Player death spotlights smart hydration



By Michaela Gibson Morris

Daily Journal

Parents and young athletes need to follow smart hydration strategies in the wake of the tragic death of a Jackson Prep football player.

“If your kids haven’t had problems, keep following a healthy diet and hydrating with water and sports drinks,” said Walt Wilkins, who leads the North Mississippi Medical Center athletic trainers program.

The death of Jackson Prep football player Walker Wilbanks has put a spotlight on proper hydration in hot weather. His medical team at University of Mississippi Medical Center stressed during a Monday press conference that the severe sodium imbalance that caused his brain to swell is extremely uncommon in healthy teens.

“Walker didn’t do anything wrong. His coaches didn’t do anything wrong,” said Dr. Joe Pressler, who was the lead physician treating Wilbanks, in a news conference. “It could not be predicted, and most likely could not be avoided.”

The idea that players in hot weather conditions could have too much fluid in their bodies seems counterintuitive, but studies of marathon runners have shown it does happen, said Tupelo family physician Dr. Anne Haire, whose son Christian plays outside linebacker for the Golden Wave.

“Dehydration and overhydration are equally as dangerous,” Haire said.

Proper hydration isn’t something players can cram for just before the game starts.
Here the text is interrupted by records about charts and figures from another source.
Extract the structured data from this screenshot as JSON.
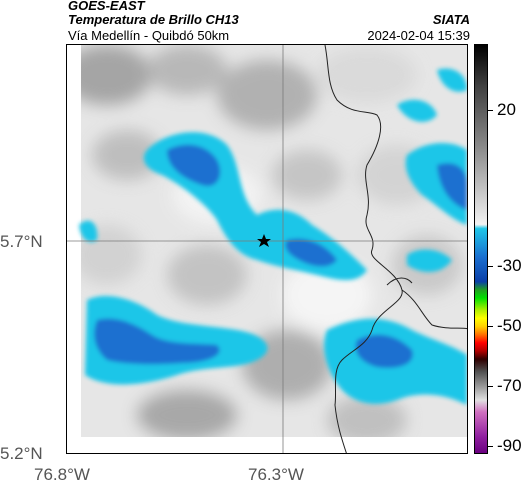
{
  "header": {
    "satellite": "GOES-EAST",
    "product": "Temperatura de Brillo CH13",
    "location": "Vía Medellín - Quibdó 50km",
    "organization": "SIATA",
    "timestamp": "2024-02-04 15:39"
  },
  "axes": {
    "lat_labels": [
      "5.7°N",
      "5.2°N"
    ],
    "lon_labels": [
      "76.8°W",
      "76.3°W"
    ]
  },
  "colorbar": {
    "labels": [
      "20",
      "-30",
      "-50",
      "-70",
      "-90"
    ]
  },
  "map": {
    "marker": "star-icon"
  }
}
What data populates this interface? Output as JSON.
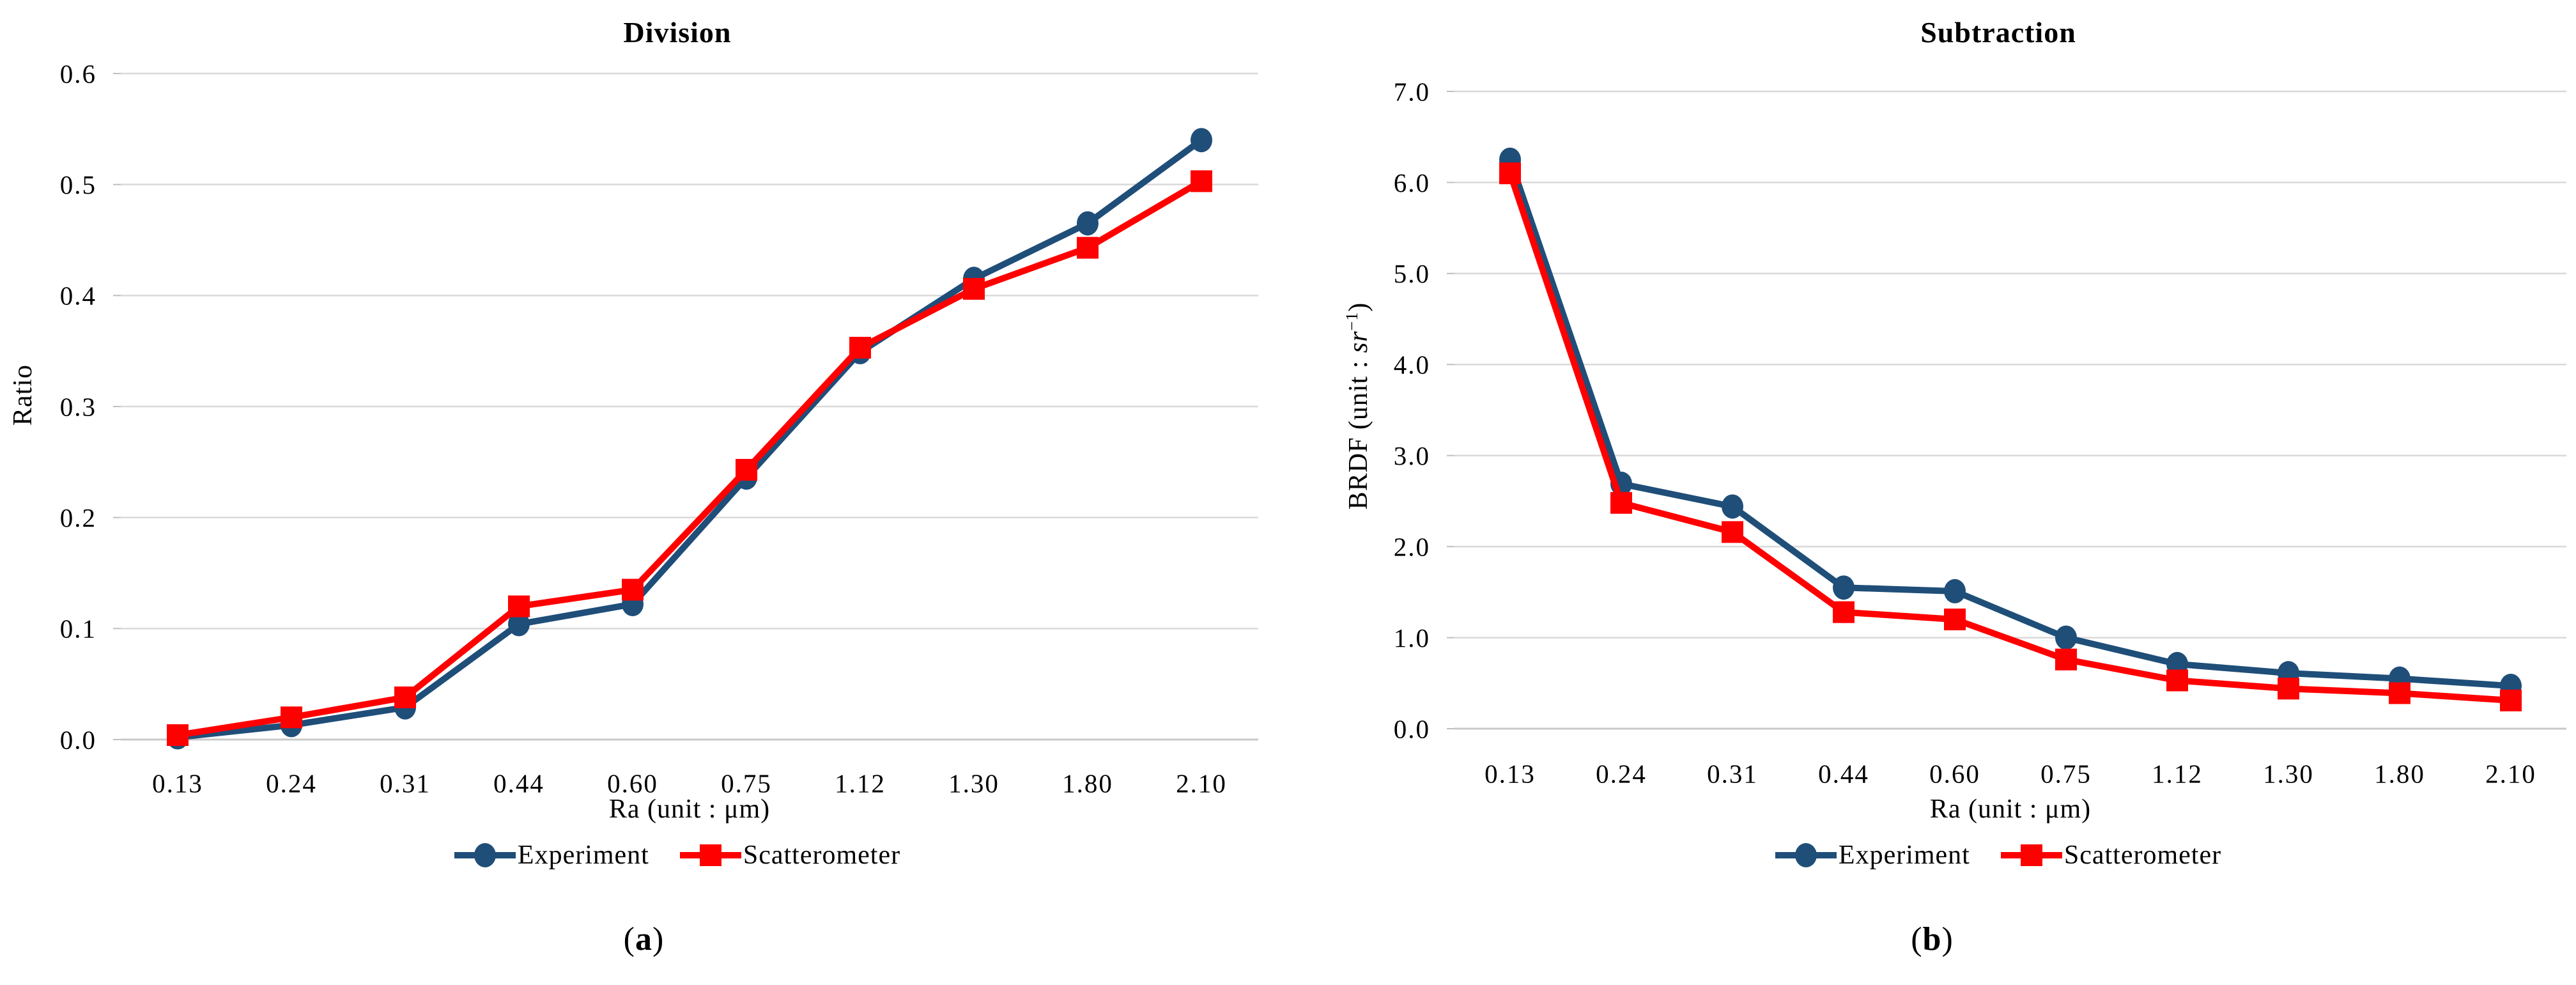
{
  "colors": {
    "background": "#FFFFFF",
    "grid": "#D9D9D9",
    "axis_line": "#C9C9C9",
    "tick": "#BFBFBF",
    "text": "#000000",
    "experiment_blue": "#1F4E79",
    "scatterometer_red": "#FF0000"
  },
  "chart_data": [
    {
      "type": "line",
      "title": "Division",
      "xlabel": "Ra (unit : μm)",
      "ylabel": "Ratio",
      "caption": "(a)",
      "caption_parts": {
        "open": "(",
        "letter": "a",
        "close": ")"
      },
      "categories": [
        "0.13",
        "0.24",
        "0.31",
        "0.44",
        "0.60",
        "0.75",
        "1.12",
        "1.30",
        "1.80",
        "2.10"
      ],
      "series": [
        {
          "name": "Experiment",
          "color": "#1F4E79",
          "marker": "circle",
          "values": [
            0.002,
            0.013,
            0.029,
            0.104,
            0.122,
            0.236,
            0.349,
            0.415,
            0.465,
            0.54
          ]
        },
        {
          "name": "Scatterometer",
          "color": "#FF0000",
          "marker": "square",
          "values": [
            0.004,
            0.02,
            0.038,
            0.12,
            0.135,
            0.243,
            0.353,
            0.406,
            0.443,
            0.503
          ]
        }
      ],
      "ylim": [
        0.0,
        0.6
      ],
      "ytick_step": 0.1,
      "ytick_labels": [
        "0.0",
        "0.1",
        "0.2",
        "0.3",
        "0.4",
        "0.5",
        "0.6"
      ],
      "grid": true,
      "legend_position": "bottom"
    },
    {
      "type": "line",
      "title": "Subtraction",
      "xlabel": "Ra (unit : μm)",
      "ylabel": "BRDF (unit : sr⁻¹)",
      "ylabel_parts": {
        "prefix": "BRDF (unit : ",
        "italic": "sr",
        "superscript": "−1",
        "suffix": ")"
      },
      "caption": "(b)",
      "caption_parts": {
        "open": "(",
        "letter": "b",
        "close": ")"
      },
      "categories": [
        "0.13",
        "0.24",
        "0.31",
        "0.44",
        "0.60",
        "0.75",
        "1.12",
        "1.30",
        "1.80",
        "2.10"
      ],
      "series": [
        {
          "name": "Experiment",
          "color": "#1F4E79",
          "marker": "circle",
          "values": [
            6.25,
            2.69,
            2.44,
            1.55,
            1.51,
            1.0,
            0.71,
            0.61,
            0.55,
            0.47
          ]
        },
        {
          "name": "Scatterometer",
          "color": "#FF0000",
          "marker": "square",
          "values": [
            6.1,
            2.48,
            2.16,
            1.28,
            1.2,
            0.76,
            0.53,
            0.44,
            0.39,
            0.31
          ]
        }
      ],
      "ylim": [
        0.0,
        7.0
      ],
      "ytick_step": 1.0,
      "ytick_labels": [
        "0.0",
        "1.0",
        "2.0",
        "3.0",
        "4.0",
        "5.0",
        "6.0",
        "7.0"
      ],
      "grid": true,
      "legend_position": "bottom"
    }
  ]
}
“You want to prepare all week for Friday night,” Wilkins said.

The American College of Sports Medicine guidelines advise fluid intake before, during and after exercise. Sports drinks are recommended for those involved in intense exercise beyond an hour. The guidelines advise against taking in more than a quart in an hour.

Watching the color of urine provides a personal barometer of hydration. Light yellow or clear equals good hydration.

“If it’s darker, you need more fluid,” Haire said.

Even with the preparations, players can still run into hydration problems. With last Friday’s high heat and humidity, athletic trainers at Northeast Mississippi schools had a number of players with cramps. Most were treated on the sidelines and at home. One student athlete had to be treated with IV fluids, but that athlete wasn’t considered in a crisis.

“It was the most efficient way to treat the cramps,” Wilkins said.

Heading into this weekend’s games, parents need to be aware, but not panicked, Wilkins said.

“The kids are smart; they know how to take care of their bodies,” Wilkins said, noting that today’s players get much more education on nutrition and hydration than those from previous generations. “They need positive reinforcement from their parents to make sure they do it.”